14. The image processing apparatus of claim 1, wherein
the image processing is a fax transmission process.
15. The image processing apparatus of claim 1, wherein
the first data acquiring unit is a receiving unit that receives print data from an external terminal connected with the image processing apparatus via a network.
16. The image processing apparatus of claim 1, wherein
the first data acquiring unit is a fax receiving unit that receives fax data from an external fax apparatus.
17. An image processing method for use in an image processing apparatus that is operable to transmit and receive data tofrom an external apparatus that has a storage apparatus, the image processing method comprising:
a first data acquiring step for acquiring image data to be subjected to image processing;
a storage step for storing the acquired image data in a storage unit;
a transmission step for transmitting the acquired image data to the external apparatus so that the acquired image data is stored in both the storage apparatus and the storage unit;
a judgment step for judging, prior to commencement of the image processing, whether the image data is stored in the storage unit;
a second data acquiring step for acquiring the image data from the external apparatus if the judgment unit judges negatively; and
an image processing step for executing the image processing using the image data stored in the storage unit if the judgment unit judges positively, and executing the image processing using the image data acquired by the second data acquiring step if the judgment step judges negatively.
18. A program that is run in an image processing apparatus that is operable to transmit and receive data tofrom an external apparatus that has a storage apparatus, the program embodied on a non-transitory computer-readable medium and causing the image processing apparatus to execute:
a first data acquiring step for acquiring image data to be subjected to image processing;
a storage step for storing the acquired image data in a storage unit;
a transmission step for transmitting the acquired image data to the external apparatus so that the acquired image data is stored in both the storage apparatus and the storage unit;
a judgment step for judging, prior to commencement of the image processing, whether the image data is stored in the storage unit;
a second data acquiring step for acquiring the image data from the external apparatus if the judgment unit judges negatively; and
an image processing step for executing the image processing using the image data stored in the storage unit if the judgment unit judges positively, and executing the image processing using the image data acquired by the second data acquiring step if the judgment step judges negatively.
19. The image processing apparatus of claim 1, wherein the first data acquiring unit is an image reading unit which scans documents.
20. The image processing apparatus of claim 1, wherein the storage unit stores image data expanded based on the image data acquired by the first data acquiring unit.
21. The image processing apparatus of claim 1, wherein
the external apparatus is provided as a first-external apparatus,
the first data acquiring unit has a receiving unit that receives the image data from a second external apparatus,
the transmission unit transmits the acquired image data received from the second external apparatus to the first external apparatus, and
the image processing unit executes a printing process using the image data stored in the storage unit if the judgment unit judges positively, and executes the printing process using the image data acquired by the second data acquiring unit if the judgment unit judges negatively.
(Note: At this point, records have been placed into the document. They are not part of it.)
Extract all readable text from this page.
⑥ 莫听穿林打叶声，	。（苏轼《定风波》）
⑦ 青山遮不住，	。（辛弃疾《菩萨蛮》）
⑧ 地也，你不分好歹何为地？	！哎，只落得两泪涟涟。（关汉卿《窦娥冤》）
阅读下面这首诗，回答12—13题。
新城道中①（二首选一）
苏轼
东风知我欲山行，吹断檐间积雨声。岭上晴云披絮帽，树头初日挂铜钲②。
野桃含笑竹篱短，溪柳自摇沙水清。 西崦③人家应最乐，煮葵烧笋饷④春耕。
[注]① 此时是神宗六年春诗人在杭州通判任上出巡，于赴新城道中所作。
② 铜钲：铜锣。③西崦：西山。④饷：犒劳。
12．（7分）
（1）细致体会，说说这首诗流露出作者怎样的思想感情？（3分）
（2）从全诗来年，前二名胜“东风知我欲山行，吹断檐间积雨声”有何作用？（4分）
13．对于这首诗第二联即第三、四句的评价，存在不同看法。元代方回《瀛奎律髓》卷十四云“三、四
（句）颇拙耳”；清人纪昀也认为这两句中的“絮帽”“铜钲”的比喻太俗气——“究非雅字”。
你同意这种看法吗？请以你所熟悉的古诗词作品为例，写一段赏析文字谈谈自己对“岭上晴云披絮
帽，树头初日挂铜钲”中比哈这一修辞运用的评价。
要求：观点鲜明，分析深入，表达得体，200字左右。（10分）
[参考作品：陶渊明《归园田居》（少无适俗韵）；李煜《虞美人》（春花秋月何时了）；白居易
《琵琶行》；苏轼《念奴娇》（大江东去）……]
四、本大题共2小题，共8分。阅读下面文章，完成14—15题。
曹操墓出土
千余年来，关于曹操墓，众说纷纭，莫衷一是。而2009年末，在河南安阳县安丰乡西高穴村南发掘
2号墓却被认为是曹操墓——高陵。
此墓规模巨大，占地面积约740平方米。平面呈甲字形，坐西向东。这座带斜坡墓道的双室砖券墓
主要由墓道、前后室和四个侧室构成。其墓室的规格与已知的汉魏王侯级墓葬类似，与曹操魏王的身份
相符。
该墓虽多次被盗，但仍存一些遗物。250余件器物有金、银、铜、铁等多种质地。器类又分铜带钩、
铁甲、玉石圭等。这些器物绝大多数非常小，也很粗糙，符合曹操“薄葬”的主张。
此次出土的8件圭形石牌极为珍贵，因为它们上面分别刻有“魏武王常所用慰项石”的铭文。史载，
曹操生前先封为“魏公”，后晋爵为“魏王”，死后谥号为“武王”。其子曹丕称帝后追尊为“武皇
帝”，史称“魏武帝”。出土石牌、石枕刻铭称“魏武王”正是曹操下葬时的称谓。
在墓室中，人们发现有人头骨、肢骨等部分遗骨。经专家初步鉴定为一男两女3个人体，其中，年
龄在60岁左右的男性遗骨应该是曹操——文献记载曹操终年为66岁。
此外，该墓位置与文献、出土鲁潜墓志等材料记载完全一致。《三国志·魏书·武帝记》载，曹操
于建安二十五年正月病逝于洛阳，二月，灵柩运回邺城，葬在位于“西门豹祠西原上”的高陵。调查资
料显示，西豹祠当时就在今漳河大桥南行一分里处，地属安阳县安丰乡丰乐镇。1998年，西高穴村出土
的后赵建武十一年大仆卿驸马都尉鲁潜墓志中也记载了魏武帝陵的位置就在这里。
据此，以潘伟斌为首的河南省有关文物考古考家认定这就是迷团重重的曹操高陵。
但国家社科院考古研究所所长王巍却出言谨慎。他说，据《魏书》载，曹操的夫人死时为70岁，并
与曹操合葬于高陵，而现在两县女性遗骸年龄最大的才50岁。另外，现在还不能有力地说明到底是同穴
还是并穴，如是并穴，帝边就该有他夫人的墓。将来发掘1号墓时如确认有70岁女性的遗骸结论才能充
22. The image processing apparatus of claim 1, wherein
the first data acquiring unit has an image reading unit that acquires image data through scanning a document,
the transmission unit transmits the acquired image data read by the image reading unit to the external apparatus, and
the image processing unit executes a fax transmission process using the image data stored in the storage unit if the judgment unit judges positively, and executes the fax transmission process using the image data acquired by the second data acquiring unit if the judgment unit judges negatively.